Der Soziologe Niklas Luhmann unterschied zwischen “Beobachtung erster Ordnung” und “Beobachtung zweiter Ordnung”. In seinem Buch „Die Realität der Massenmedien“ (1996) geht er davon aus, daß „Beobachtung erster Ordnung“ normales Handeln ist: jemand spricht, schreibt, arbeitet, unterscheidet so und nicht anders. Im Mediensystem läuft ständig die Unterscheidung informativ/nichtinformativ. Massenmedien operieren in dem Modus: neue Informationen generieren, alte veralten von allein. Neue Informationen sind anschlußfähig an alte, deswegen kann man sie überhaupt verstehen.

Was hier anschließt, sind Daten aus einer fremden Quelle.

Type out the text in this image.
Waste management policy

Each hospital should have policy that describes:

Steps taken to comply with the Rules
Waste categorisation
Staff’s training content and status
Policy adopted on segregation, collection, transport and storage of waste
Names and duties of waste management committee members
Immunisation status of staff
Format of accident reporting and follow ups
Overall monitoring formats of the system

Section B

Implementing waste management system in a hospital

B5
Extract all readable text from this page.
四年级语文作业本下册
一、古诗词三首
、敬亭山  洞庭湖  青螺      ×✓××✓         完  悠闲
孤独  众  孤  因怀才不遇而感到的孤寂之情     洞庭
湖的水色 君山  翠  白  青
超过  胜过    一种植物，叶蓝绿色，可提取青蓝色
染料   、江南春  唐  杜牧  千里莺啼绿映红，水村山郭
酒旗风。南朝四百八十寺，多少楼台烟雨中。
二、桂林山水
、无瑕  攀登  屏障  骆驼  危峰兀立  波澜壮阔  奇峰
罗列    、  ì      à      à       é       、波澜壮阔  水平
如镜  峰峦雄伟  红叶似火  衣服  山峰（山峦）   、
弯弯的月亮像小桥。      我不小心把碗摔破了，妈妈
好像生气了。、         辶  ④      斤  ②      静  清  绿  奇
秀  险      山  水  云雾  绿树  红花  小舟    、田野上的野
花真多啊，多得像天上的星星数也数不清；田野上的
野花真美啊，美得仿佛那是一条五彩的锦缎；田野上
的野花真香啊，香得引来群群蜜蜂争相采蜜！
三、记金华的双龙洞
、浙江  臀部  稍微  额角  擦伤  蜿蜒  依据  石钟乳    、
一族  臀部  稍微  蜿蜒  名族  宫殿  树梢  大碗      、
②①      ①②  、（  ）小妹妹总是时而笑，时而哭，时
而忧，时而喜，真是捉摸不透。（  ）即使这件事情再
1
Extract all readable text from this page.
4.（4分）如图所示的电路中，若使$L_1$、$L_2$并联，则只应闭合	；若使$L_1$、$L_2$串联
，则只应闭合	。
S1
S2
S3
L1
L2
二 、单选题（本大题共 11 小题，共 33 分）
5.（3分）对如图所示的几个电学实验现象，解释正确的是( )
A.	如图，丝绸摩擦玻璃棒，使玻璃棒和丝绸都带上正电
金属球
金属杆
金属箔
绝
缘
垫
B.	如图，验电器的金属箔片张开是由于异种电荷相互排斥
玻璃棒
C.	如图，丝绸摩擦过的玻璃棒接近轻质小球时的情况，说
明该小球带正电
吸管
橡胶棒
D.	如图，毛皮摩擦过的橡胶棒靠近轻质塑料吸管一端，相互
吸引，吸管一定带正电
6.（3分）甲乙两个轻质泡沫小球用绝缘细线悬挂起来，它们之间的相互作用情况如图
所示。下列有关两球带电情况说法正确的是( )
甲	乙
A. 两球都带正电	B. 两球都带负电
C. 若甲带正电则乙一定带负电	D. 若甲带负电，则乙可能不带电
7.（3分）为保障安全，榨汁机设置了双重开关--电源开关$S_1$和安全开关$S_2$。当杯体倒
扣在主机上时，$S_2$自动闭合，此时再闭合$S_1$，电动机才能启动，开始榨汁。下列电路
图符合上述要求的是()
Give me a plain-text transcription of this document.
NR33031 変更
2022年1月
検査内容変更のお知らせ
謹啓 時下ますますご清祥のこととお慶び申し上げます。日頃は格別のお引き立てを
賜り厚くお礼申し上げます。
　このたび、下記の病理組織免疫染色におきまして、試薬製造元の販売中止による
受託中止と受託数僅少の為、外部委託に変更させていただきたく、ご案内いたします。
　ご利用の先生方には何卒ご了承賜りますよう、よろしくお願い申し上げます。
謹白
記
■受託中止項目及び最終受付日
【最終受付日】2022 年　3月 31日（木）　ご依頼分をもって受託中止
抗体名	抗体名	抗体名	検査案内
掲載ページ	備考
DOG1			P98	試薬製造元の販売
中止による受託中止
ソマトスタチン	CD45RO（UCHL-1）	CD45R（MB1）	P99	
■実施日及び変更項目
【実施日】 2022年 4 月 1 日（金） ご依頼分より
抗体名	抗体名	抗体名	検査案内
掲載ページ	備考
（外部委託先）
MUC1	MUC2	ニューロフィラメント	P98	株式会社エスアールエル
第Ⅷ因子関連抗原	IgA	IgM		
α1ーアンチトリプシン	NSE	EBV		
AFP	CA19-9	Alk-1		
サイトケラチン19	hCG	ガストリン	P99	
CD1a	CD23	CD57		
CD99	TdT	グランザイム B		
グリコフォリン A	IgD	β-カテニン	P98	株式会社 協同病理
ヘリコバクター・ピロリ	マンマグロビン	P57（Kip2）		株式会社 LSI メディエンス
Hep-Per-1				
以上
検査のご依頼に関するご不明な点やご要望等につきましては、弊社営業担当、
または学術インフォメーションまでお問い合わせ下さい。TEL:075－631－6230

So geht alles seinen sozialistischen Gang. Das Mediensystem beobachtet die Welt mithilfe seines Codes: Was taugt als Information für die Leser‑, Hörer- und Zuschauerschaft? Mehr kann es nicht, es ist operativ geschlossen.
Hier kommt die Beobachtung zweiter Ordnung ins Spiel: die Gegenbeobachtung mithilfe systemfremder anderer Codes. Das ist ebenfalls ganz normal, haben doch Ereignisse in den Medien immer wieder juristische, finanzielle, ästhetische oder politische usw. Ursachen und Folgen. Es wird beispielsweise über einen Kriminalfall berichtet, es werden Werbeanzeigen geschaltet oder bestimmte Medien haben bestimmte politische Tendenzen oder erzieherische Absichten oder hübsche Designeraufmachungen. Kein besonderes Problem soweit, ganz gewöhnliche ausdifferenzierte moderne Gesellschaft.
Irritationen im System kommen immer von außen. Sie können innen im Mediensystem nur mit dem Zweiseiten-Code informativ/nichtinformativ aufgegriffen und weiterverarbeitet werden: zu neuen Informationen.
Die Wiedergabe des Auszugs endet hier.